Tuesday, December 02, 2003

Farewell to Israel

It has been two years since I have been living in Israel and it's time for me to say goodbye. I have very mixed feelings about leaving, because although i am going home, i am also leaving behind a part of my life that was clearly the biggest thing that has ever happened to me so far. The trip to Israel was the first time I had ever traveled outside the country, first time I had been in a plane even, but now I can reel off the answers to any security guy in the airport like a veteran :) I am heading back to bangalore tomorrow via ethiopia and bombay. I am really dreading the 24 hr bus ride from bombay to bangalore, but like everything else, this too will pass. I had a great time here, and I only regret not starting the blog earlier, because the blog gave me a sense of time here. And added a bit of surrealness when I found myself listed as an 'israeli' blog at other blogs. Thanks once again to Allison.

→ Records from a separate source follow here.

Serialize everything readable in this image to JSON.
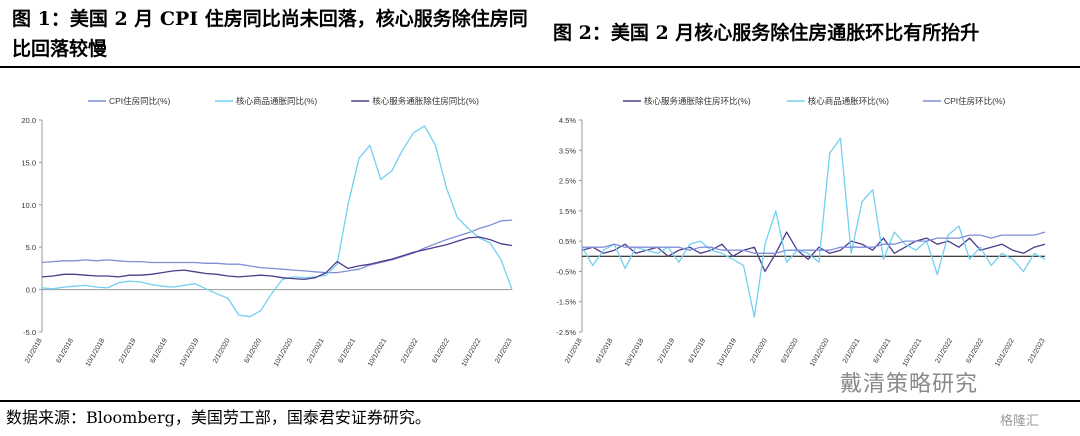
{
  "figure1": {
    "title": "图 1：美国 2 月 CPI 住房同比尚未回落，核心服务除住房同比回落较慢"
  },
  "figure2": {
    "title": "图 2：美国 2 月核心服务除住房通胀环比有所抬升"
  },
  "source": "数据来源：Bloomberg，美国劳工部，国泰君安证券研究。",
  "watermark": {
    "main": "戴清策略研究",
    "corner": "格隆汇"
  },
  "chart_data": [
    {
      "type": "line",
      "legend_position": "top",
      "ylim": [
        -5,
        20
      ],
      "y_ticks": [
        "20.0",
        "15.0",
        "10.0",
        "5.0",
        "0.0",
        "-5.0"
      ],
      "y_tick_values": [
        20,
        15,
        10,
        5,
        0,
        -5
      ],
      "x_ticks": [
        "2/1/2018",
        "6/1/2018",
        "10/1/2018",
        "2/1/2019",
        "6/1/2019",
        "10/1/2019",
        "2/1/2020",
        "6/1/2020",
        "10/1/2020",
        "2/1/2021",
        "6/1/2021",
        "10/1/2021",
        "2/1/2022",
        "6/1/2022",
        "10/1/2022",
        "2/1/2023"
      ],
      "series": [
        {
          "name": "CPI住房同比(%)",
          "color": "#7f8fd8",
          "values": [
            3.2,
            3.3,
            3.4,
            3.4,
            3.5,
            3.4,
            3.5,
            3.4,
            3.3,
            3.3,
            3.2,
            3.2,
            3.2,
            3.2,
            3.2,
            3.1,
            3.1,
            3.0,
            3.0,
            2.8,
            2.6,
            2.5,
            2.4,
            2.3,
            2.2,
            2.1,
            2.0,
            2.0,
            2.2,
            2.4,
            2.9,
            3.2,
            3.5,
            3.9,
            4.3,
            4.9,
            5.4,
            5.9,
            6.3,
            6.7,
            7.2,
            7.6,
            8.1,
            8.2
          ]
        },
        {
          "name": "核心商品通胀同比(%)",
          "color": "#73d0f0",
          "values": [
            0.2,
            0.1,
            0.3,
            0.4,
            0.5,
            0.3,
            0.2,
            0.8,
            1.0,
            0.9,
            0.6,
            0.4,
            0.3,
            0.5,
            0.7,
            0.1,
            -0.5,
            -1.0,
            -3.0,
            -3.2,
            -2.5,
            -0.5,
            1.2,
            1.5,
            1.4,
            1.5,
            1.7,
            3.0,
            10.0,
            15.5,
            17.0,
            13.0,
            14.0,
            16.5,
            18.5,
            19.3,
            17.0,
            12.0,
            8.5,
            7.2,
            6.1,
            5.5,
            3.5,
            0.0
          ]
        },
        {
          "name": "核心服务通胀除住房同比(%)",
          "color": "#4e3b8c",
          "values": [
            1.5,
            1.6,
            1.8,
            1.8,
            1.7,
            1.6,
            1.6,
            1.5,
            1.7,
            1.7,
            1.8,
            2.0,
            2.2,
            2.3,
            2.1,
            1.9,
            1.8,
            1.6,
            1.5,
            1.6,
            1.7,
            1.6,
            1.4,
            1.3,
            1.2,
            1.4,
            2.0,
            3.3,
            2.5,
            2.8,
            3.0,
            3.3,
            3.6,
            4.0,
            4.4,
            4.7,
            5.0,
            5.3,
            5.7,
            6.1,
            6.2,
            5.9,
            5.4,
            5.2
          ]
        }
      ]
    },
    {
      "type": "line",
      "legend_position": "top",
      "ylim": [
        -2.5,
        4.5
      ],
      "y_ticks": [
        "4.5%",
        "3.5%",
        "2.5%",
        "1.5%",
        "0.5%",
        "-0.5%",
        "-1.5%",
        "-2.5%"
      ],
      "y_tick_values": [
        4.5,
        3.5,
        2.5,
        1.5,
        0.5,
        -0.5,
        -1.5,
        -2.5
      ],
      "x_ticks": [
        "2/1/2018",
        "6/1/2018",
        "10/1/2018",
        "2/1/2019",
        "6/1/2019",
        "10/1/2019",
        "2/1/2020",
        "6/1/2020",
        "10/1/2020",
        "2/1/2021",
        "6/1/2021",
        "10/1/2021",
        "2/1/2022",
        "6/1/2022",
        "10/1/2022",
        "2/1/2023"
      ],
      "series": [
        {
          "name": "核心服务通胀除住房环比(%)",
          "color": "#4e3b8c",
          "values": [
            0.2,
            0.3,
            0.1,
            0.2,
            0.4,
            0.1,
            0.2,
            0.3,
            0.0,
            0.2,
            0.3,
            0.1,
            0.2,
            0.4,
            0.0,
            0.2,
            0.3,
            -0.5,
            0.1,
            0.8,
            0.2,
            -0.1,
            0.3,
            0.1,
            0.2,
            0.5,
            0.4,
            0.2,
            0.6,
            0.1,
            0.3,
            0.5,
            0.6,
            0.4,
            0.5,
            0.3,
            0.6,
            0.2,
            0.3,
            0.4,
            0.2,
            0.1,
            0.3,
            0.4
          ]
        },
        {
          "name": "核心商品通胀环比(%)",
          "color": "#73d0f0",
          "values": [
            0.3,
            -0.3,
            0.2,
            0.4,
            -0.4,
            0.3,
            0.2,
            0.1,
            0.3,
            -0.2,
            0.4,
            0.5,
            0.2,
            0.1,
            -0.1,
            -0.3,
            -2.0,
            0.4,
            1.5,
            -0.2,
            0.2,
            0.1,
            -0.2,
            3.4,
            3.9,
            0.1,
            1.8,
            2.2,
            -0.1,
            0.8,
            0.4,
            0.2,
            0.5,
            -0.6,
            0.7,
            1.0,
            -0.1,
            0.3,
            -0.3,
            0.1,
            -0.1,
            -0.5,
            0.1,
            -0.1
          ]
        },
        {
          "name": "CPI住房环比(%)",
          "color": "#7f8fd8",
          "values": [
            0.3,
            0.3,
            0.3,
            0.4,
            0.3,
            0.3,
            0.3,
            0.3,
            0.3,
            0.3,
            0.2,
            0.3,
            0.3,
            0.2,
            0.2,
            0.2,
            0.1,
            0.1,
            0.1,
            0.2,
            0.2,
            0.2,
            0.2,
            0.2,
            0.3,
            0.3,
            0.3,
            0.3,
            0.4,
            0.4,
            0.5,
            0.5,
            0.5,
            0.6,
            0.6,
            0.6,
            0.7,
            0.7,
            0.6,
            0.7,
            0.7,
            0.7,
            0.7,
            0.8
          ]
        }
      ]
    }
  ]
}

Sitting in the middle of the Negev erases all sense of the outside world and by chronicling even the tiniest bit of adventure made me more aware of the things that are happening here. Being in Israel, learning Hebrew, knowing the local customs and traditions, following the festivals- all these have changed me: I pay far more attention to things I just wouldn't have noticed in India. I have a more acute sense of politics now, while before I used to read just the comic section in newspapers. Maybe I will switch back to that anyway :). And knowing the situation here from the ground -so to speak- puts me in the unenviable position of being a supporter of Israel, despite my wish that the govt would run things in a better way. I think the main memories I will be taking back with me will be of the desert (there's nothing like doing a project in the Arava to make you keenly aware of the desert) and the immense diversity of people here. One might think that Israel is just a land of jews, but I have met people 'returning' from so many countries and using so many languages that the diversity is only to be wondered at. And of course the incredible international feel of the desert school, where you hear the chatter of atleast five languages at any given time and where you can make friends from all the continents. I will now spend the rest of my life trying to get rid of so many words that I found indispensable here -"nu", "beseder", "ma pitom"....etc, words that I now say automatically. I have too much to say and too little time, and a suitcase to pack as well, and I will write more once I get back. But the world is a sphere and paths are destined to cross, so rather than a final goodbye I shall say lehitraot.